Ornodolomedes benrevelli, commonly known as the masked wood sprite, is a species of spider in the family Dolomedidae. It is endemic to Queensland, Australia.

==Etymology==
The species epithet benrevelli honours the collector and photographer Ben Revell from Brisbane, in recognition of his efforts as a "citizen scientist" for "collecting a species that had remained undiscovered despite numerous day and night arachnological expeditions to the area".

==Taxonomy==
O. benrevelli was originally described as part of the family Pisauridae in 2018, and was designated as the type species of the genus Ornodolomedes. In 2025, the genus Ornodolomedes was transferred to the family Dolomedidae based on molecular phylogenetic studies.

==Distribution==
O. benrevelli is known only from rainforest at Mount Glorious in south-eastern Queensland. Additional photographic records suggest the species may also occur at Nightcap Range in north-eastern New South Wales and Mount Tamborine in south-east Queensland.

==Habitat==
The spiders are found in rainforest environments where they hunt on green leaves of low plants during the night. They are arboreal, dwelling on bark and leaves as typical for members of the genus Ornodolomedes.

==Description==

Both genders are easily distinguished from other related spiders by their distinctive bold brown, black and pale markings on the carapace and opisthosoma.

Females are slightly larger than males, reaching about 7.8 mm in total length. They share similar coloration patterns to males but with more strongly defined bands on the posterior corners of the carapace. The opisthosoma is laterally dark with a well-defined pale underside.

Males have a carapace that is yellow-brown with fine black hairs, featuring a burgundy central area around the eyes and two black patches on the posterior corners.

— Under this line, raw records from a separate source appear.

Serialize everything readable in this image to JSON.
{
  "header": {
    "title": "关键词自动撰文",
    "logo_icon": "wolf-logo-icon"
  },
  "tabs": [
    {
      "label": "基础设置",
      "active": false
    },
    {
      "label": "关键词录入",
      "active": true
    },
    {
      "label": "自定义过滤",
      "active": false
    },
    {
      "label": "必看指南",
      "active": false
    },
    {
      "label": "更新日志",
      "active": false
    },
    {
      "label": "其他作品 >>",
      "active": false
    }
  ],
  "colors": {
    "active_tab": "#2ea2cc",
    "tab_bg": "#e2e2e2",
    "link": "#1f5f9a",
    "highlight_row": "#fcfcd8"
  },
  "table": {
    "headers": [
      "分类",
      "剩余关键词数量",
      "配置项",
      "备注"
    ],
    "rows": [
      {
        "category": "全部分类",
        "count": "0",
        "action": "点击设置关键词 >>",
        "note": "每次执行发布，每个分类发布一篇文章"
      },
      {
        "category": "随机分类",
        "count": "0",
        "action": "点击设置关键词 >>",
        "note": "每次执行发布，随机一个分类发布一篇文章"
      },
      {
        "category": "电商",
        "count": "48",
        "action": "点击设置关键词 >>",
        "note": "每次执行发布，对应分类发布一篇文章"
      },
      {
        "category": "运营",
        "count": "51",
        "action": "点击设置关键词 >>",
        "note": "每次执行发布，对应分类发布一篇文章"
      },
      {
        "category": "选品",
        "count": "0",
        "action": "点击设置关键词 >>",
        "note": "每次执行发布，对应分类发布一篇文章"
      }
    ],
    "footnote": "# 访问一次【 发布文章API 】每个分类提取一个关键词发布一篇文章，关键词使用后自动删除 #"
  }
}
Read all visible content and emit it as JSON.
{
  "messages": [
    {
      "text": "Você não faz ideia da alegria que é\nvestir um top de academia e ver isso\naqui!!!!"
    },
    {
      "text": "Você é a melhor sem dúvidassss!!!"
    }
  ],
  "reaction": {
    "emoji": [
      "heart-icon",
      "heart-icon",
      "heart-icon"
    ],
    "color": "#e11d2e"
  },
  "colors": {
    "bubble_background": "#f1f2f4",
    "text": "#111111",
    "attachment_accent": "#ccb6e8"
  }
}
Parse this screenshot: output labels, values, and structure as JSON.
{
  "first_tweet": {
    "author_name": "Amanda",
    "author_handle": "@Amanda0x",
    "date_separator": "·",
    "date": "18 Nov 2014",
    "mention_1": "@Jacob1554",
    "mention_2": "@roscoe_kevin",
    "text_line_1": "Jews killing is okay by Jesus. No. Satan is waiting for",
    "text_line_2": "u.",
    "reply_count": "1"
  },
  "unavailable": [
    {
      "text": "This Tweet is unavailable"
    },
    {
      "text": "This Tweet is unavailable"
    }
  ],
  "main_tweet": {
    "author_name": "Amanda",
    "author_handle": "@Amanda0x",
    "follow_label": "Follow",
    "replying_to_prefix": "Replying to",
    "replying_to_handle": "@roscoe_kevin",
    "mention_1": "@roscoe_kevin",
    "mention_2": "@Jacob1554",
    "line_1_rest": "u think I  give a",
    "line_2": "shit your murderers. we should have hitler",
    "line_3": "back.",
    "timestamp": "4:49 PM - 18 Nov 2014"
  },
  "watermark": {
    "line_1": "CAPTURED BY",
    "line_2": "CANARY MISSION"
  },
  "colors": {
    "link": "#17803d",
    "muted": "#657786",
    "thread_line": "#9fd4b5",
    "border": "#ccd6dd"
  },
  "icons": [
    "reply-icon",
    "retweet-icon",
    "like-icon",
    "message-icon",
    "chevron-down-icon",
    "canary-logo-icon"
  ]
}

The opisthosoma shows a strong constriction at two-thirds of its length with fawn brown flanks. The chelicerae display a distinctive dark inverted V pattern. Males measure approximately 7.2 mm in total length.

The male pedipalp resembles that of the closely related Ornodolomedes mickfanningi but differs in having a more basal retrolateral tibial apophysis, a cymbium only slightly longer than the tibia, and a broader dorsal tegular process. The female epigyne is distinctly longer than wide with slender, widely spaced and diagonal spermathecal ducts.